Service accounts provide:

* Consistent group capabilities regardless of who asked.
* Clear external audit logs showing what the Xpert Tag service account did.
* Central revocation, rotation, and scope reduction without affecting personal accounts.
* Central confirmation, approval, and risk limits for write operations.

## Credentials And Network Egress

Today, plugins and tools use credentials through existing Xpert integration and tool mechanisms. Xpert Tag should add a unified Credential Proxy.

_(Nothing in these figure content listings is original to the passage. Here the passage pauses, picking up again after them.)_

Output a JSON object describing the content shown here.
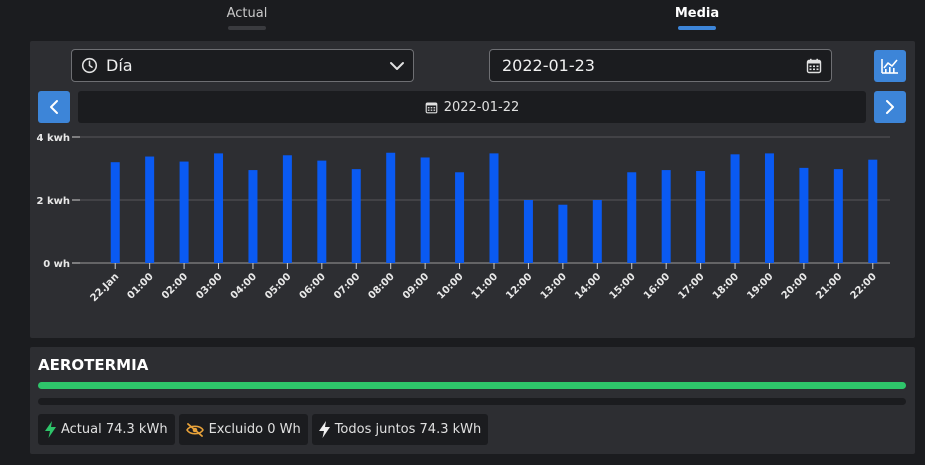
{
  "tabs": [
    {
      "label": "Actual"
    },
    {
      "label": "Media"
    }
  ],
  "controls": {
    "period_select": "Día",
    "date_value": "2022-01-23",
    "range_date": "2022-01-22"
  },
  "colors": {
    "accent": "#3d85d8",
    "bar": "#0a5af2",
    "progress": "#2ec56a",
    "excluded_icon": "#e8a23a"
  },
  "chart_data": {
    "type": "bar",
    "categories": [
      "22.Jan",
      "01:00",
      "02:00",
      "03:00",
      "04:00",
      "05:00",
      "06:00",
      "07:00",
      "08:00",
      "09:00",
      "10:00",
      "11:00",
      "12:00",
      "13:00",
      "14:00",
      "15:00",
      "16:00",
      "17:00",
      "18:00",
      "19:00",
      "20:00",
      "21:00",
      "22:00"
    ],
    "values": [
      3.2,
      3.38,
      3.22,
      3.48,
      2.95,
      3.42,
      3.25,
      2.98,
      3.5,
      3.35,
      2.88,
      3.48,
      2.0,
      1.85,
      2.0,
      2.88,
      2.95,
      2.92,
      3.45,
      3.48,
      3.02,
      2.98,
      3.28
    ],
    "yticks": [
      "0 wh",
      "2 kwh",
      "4 kwh"
    ],
    "ylim": [
      0,
      4
    ],
    "grid": true
  },
  "summary": {
    "title": "AEROTERMIA",
    "progress_fraction": 1.0,
    "chips": [
      {
        "label": "Actual 74.3 kWh",
        "icon": "bolt-green-icon"
      },
      {
        "label": "Excluido 0 Wh",
        "icon": "eye-slash-icon"
      },
      {
        "label": "Todos juntos 74.3 kWh",
        "icon": "bolt-white-icon"
      }
    ]
  }
}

| Capability                       | Goal                                                                | Status              |
| -------------------------------- | ------------------------------------------------------------------- | ------------------- |
| Write-only credentials           | Do not show saved secret values again.                              | Partially available |
| Boundary credential injection    | Inject credentials only at a controlled runtime boundary.           | Planned             |
| Default-deny network egress      | Block hosts not allowed by bundle or environment.                   | Planned             |
| Host/path/method controls        | Restrict exact APIs the agent can reach.                            | Planned             |
| Credentialless allowlist         | Allow public hosts without injecting credentials.                   | Planned             |
| Internal and metadata protection | Block private networks, metadata services, and sensitive addresses. | Planned             |

## Audit Requirements

Unified Tag audit is `Planned`. The target audit record should include at least:

* Source platform, group, DM, thread, and message ID.
* Triggering user, visible member scope, and digital expert.
* Effective Access Bundle, model, knowledge bases, tools, and skills.
* Input summary, attachment summary, and context sources.
* Tool name, parameter summary, result summary, and errors.
* Write confirmation, approval status, and external record IDs.
* Output summary, artifact links, and final status.
* Token usage, cost, duration, and retry records.

## Risk Controls

Xpert Tag should include these built-in controls:

| Risk                                          | Control                                                             | Status              |
| --------------------------------------------- | ------------------------------------------------------------------- | ------------------- |
| Group members overreach into business systems | Group-level Access Bundle and least-privilege service accounts.     | Planned             |
| Sensitive output posted to a large group      | Sensitive filters, pre-send checks, group-level forbidden content.  | Partially available |
| Accidental write operations                   | Confirmation, approval workflow, read-only defaults, rollback logs. | Partially available |
| Long task runs away                           | Cancel button, budget limits, timeout, retry limits.                | Partially available |
| Plugin credential leak                        | Write-only credentials, proxy injection, redacted logs.             | Partially available |
| Audit gaps                                    | Unified Tag session audit.                                          | Planned             |

## Recommended Defaults

Before full Xpert Tag productization, pilot with conservative defaults:

* Group chats respond only to explicit bot mentions by default.
* Group history reading is off by default and enabled explicitly per group.
* Write operations require human confirmation by default.
* High-risk tools start read-only.
* New bundles are first attached to private pilot groups.
* [WeCom](../plugin/integration/wecom-integration) should degrade according to platform capability instead of promising full parity with other platforms.